The biggest challenge is to find out how the insects store complex geographical information in their very small brains. “There are wonderful anatomical studies showing that certain parts of the brain of insects reconfigure themselves when exposed to information related to navigation,” says Zeil. For instance, recent research demonstrates that the neuroanatomy of ants changes when they are exposed to light for the first time in their life (Dev. Neurobiol. (2010) 70, 408–423). “So the question is,” concludes Zeil, “will we be able to exactly map the available visual and motor-state information to the topography of these changes in the brain?”

Where do we go now?

Another important question is: what are you going to do if you’re driving and the SatNav says one thing, your memory of the last trip says something else, and the person in the passenger seat has a different opinion altogether?
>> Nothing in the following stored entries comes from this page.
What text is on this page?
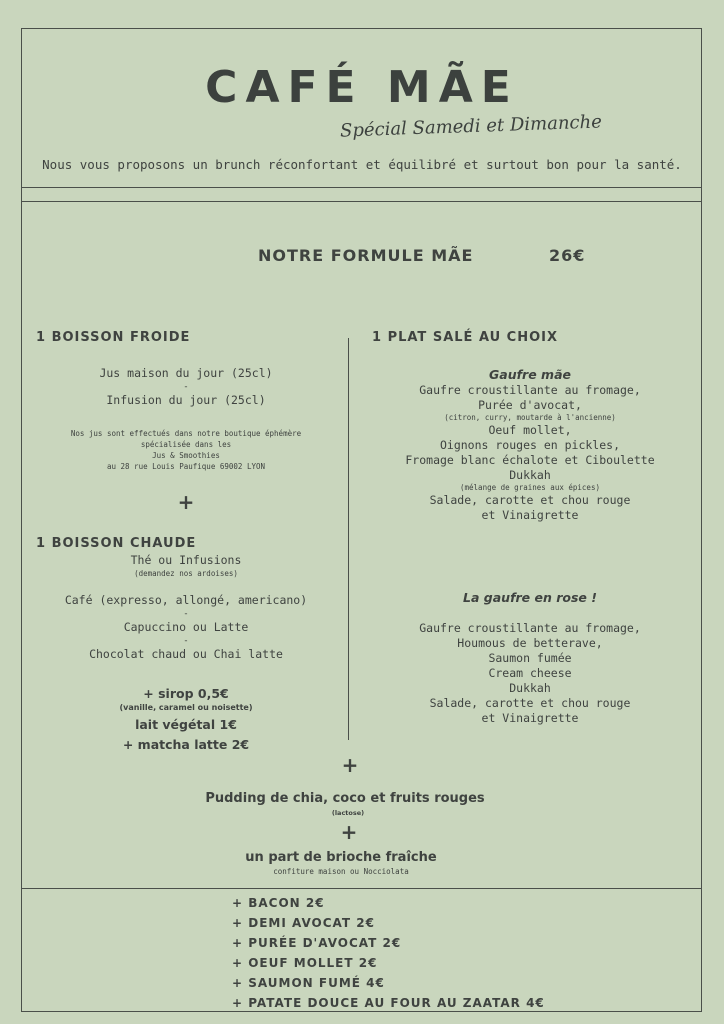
CAFÉ MÃE
Spécial Samedi et Dimanche
Nous vous proposons un brunch réconfortant et équilibré et surtout bon pour la santé.
NOTRE FORMULE MÃE	26€
1 BOISSON FROIDE
Jus maison du jour (25cl)
-
Infusion du jour (25cl)
Nos jus sont effectués dans notre boutique éphémère
spécialisée dans les
Jus & Smoothies
au 28 rue Louis Paufique 69002 LYON
+
1 BOISSON CHAUDE
Thé ou Infusions
(demandez nos ardoises)
Café (expresso, allongé, americano)
-
Capuccino ou Latte
-
Chocolat chaud ou Chai latte
+ sirop 0,5€
(vanille, caramel ou noisette)
lait végétal 1€
+ matcha latte 2€
1 PLAT SALÉ AU CHOIX
Gaufre mãe
Gaufre croustillante au fromage,
Purée d'avocat,
(citron, curry, moutarde à l'ancienne)
Oeuf mollet,
Oignons rouges en pickles,
Fromage blanc échalote et Ciboulette
Dukkah
(mélange de graines aux épices)
Salade, carotte et chou rouge
et Vinaigrette
La gaufre en rose !
Gaufre croustillante au fromage,
Houmous de betterave,
Saumon fumée
Cream cheese
Dukkah
Salade, carotte et chou rouge
et Vinaigrette
+
Pudding de chia, coco et fruits rouges
(lactose)
+
un part de brioche fraîche
confiture maison ou Nocciolata
+ BACON 2€
+ DEMI AVOCAT 2€
+ PURÉE D'AVOCAT 2€
+ OEUF MOLLET 2€
+ SAUMON FUMÉ 4€
+ PATATE DOUCE AU FOUR AU ZAATAR 4€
We may have more or less rational ways of evaluating and combining information from different sources, but how do ants manage that?

This question, again, calls for mischievous manipulations, by which researchers can create conflicts between the separate navigation systems and can then observe how the problems are resolved, as Matthew Collett from the University of Exeter has recently reported in this journal (Curr. Biol. (2012) 22, 927–932). His observations show that ants can use visual memory and path integration at the same time and may steer in a compromise direction if the two systems give conflicting results. Modelling shows that the observed behaviours can be explained by simple superposition of the outputs of the separate systems. “Insects show how much can be done with a relatively small brain and, through their limitations, suggest which processes really do require larger brains,” Collett concludes.

Insect navigation is important for a whole range of reasons. For neuroscience, it offers the chance to observe information processing in manageable systems under conditions that are close to nature and thus relevant to evolutionary considerations. The crucial importance of navigation and homing behaviours is evident from the observation that most animals need these abilities to some extent — even sessile animals often have navigating larval stages.

Therefore it is no big surprise that evolution has driven natural navigation systems to a degree of perfection that human engineers can only dream of. “I think that every animal we look at is a more competent, more robust, more flexible, more miniaturized and a more energy-, material-, sensor- and computation-efficient agent than anything we have ever built,” concludes Zeil. “So would anyone need more justification for how fundamentally important, intellectually challenging and promising it is to conduct research into the navigational abilities of insects?”